Excerpts from Jim Conrad's
Naturalist Newsletter

from the November 25, 2012 Newsletter issued from the valley of the Dry Frio River in northern Uvalde County, southwestern Texas, on the southern border of the Edwards Plateau; elevation ~1750m (~5750 ft); N29.62°, W99.86°; USA
HOPTREE FRUITING

A certain crooked-stemmed shrub or small tree sprouting interwoven branches grows in the shadowy understory of the forest on the alluvial terrace alongside the little Dry Frio River. It's completely winter-leafless now and would be hard to identify, but for its very distinctive fruits, a cluster of which is shown below:

Hoptree or Wafer Ash, PTELEA TRIFOLIATA, fruits

Those fruits, each with a seed suspended in its center surrounded by a network of lacy veins, are pretty to look at when bright light is behind them, as seen below:

Hoptree or Wafer Ash, PTELEA TRIFOLIATA, fruits

Once you've met these very unusual fruits you're not likely to forget the tree producing them. It's the Hoptree, sometimes called Wafer Ash or Stinking Ash. It's PTELEA TRIFOLIATA, a member of the Citrus Family, the Rutaceae. They say that no other member of the Citrus Family lives in the wild farther north than the Hoptree. Of course the Citrus Family is the one bringing us oranges, lemons, limes, grapefruits and the like.
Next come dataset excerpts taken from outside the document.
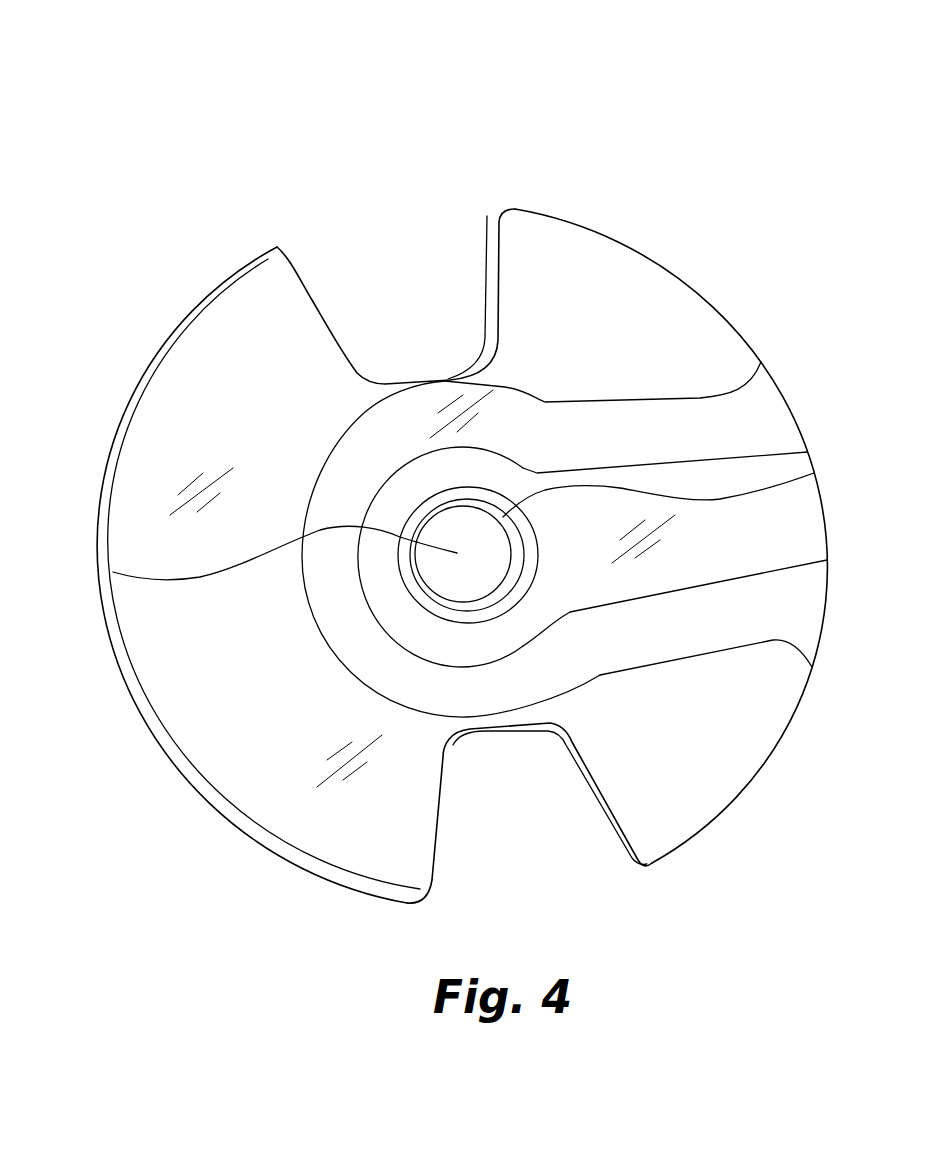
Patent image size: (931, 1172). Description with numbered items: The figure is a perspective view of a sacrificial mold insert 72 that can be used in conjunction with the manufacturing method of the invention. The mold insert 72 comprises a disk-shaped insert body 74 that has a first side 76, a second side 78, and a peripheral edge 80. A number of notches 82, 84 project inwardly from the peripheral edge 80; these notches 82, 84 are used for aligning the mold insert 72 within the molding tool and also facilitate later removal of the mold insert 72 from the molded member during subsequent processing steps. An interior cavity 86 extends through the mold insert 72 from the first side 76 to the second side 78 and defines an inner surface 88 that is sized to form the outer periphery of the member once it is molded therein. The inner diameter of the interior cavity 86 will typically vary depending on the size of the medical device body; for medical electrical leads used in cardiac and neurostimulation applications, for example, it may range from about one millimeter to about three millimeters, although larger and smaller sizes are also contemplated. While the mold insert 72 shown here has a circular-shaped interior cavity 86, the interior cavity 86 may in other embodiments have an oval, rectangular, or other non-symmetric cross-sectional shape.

The sacrificial mold insert 72 is at (490, 108).
The insert body 74 is at (668, 306).
The first side 76 is at (727, 734).
The second side 78 is at (142, 443).
The peripheral edge 80 is at (259, 836).
The notch 82 is at (340, 260).
The notch 84 is at (599, 857).
The interior cavity 86 is at (113, 572).
The inner surface 88 is at (807, 452).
In Mexico we've seen that the leaves of Citrus Family members typically are spicy-pungent, bearing many embedded glands filled with aromatic oils. The Hoptree's leaves similarly are odoriferous, maybe with a hint of lemon fragrance, but mainly the smell is so musky that you understand why some people call it Stinking Ash. The "ash" part of the name is because Hoptree's leaves are trifoliately compound, as ash tree leaves are compound, but beyond that they don't have much in common.

Hoptrees display a spotty and curious distribution pattern in North America and Mexico. They're found in a band from south-central Mexico all the way through here to southern Michigan. They occur only in small parts of Kentucky and Mississippi, though they're found in nearly all of Georgia and North Carolina, and in many isolated populations in Arizona and New Mexico, and other states as well.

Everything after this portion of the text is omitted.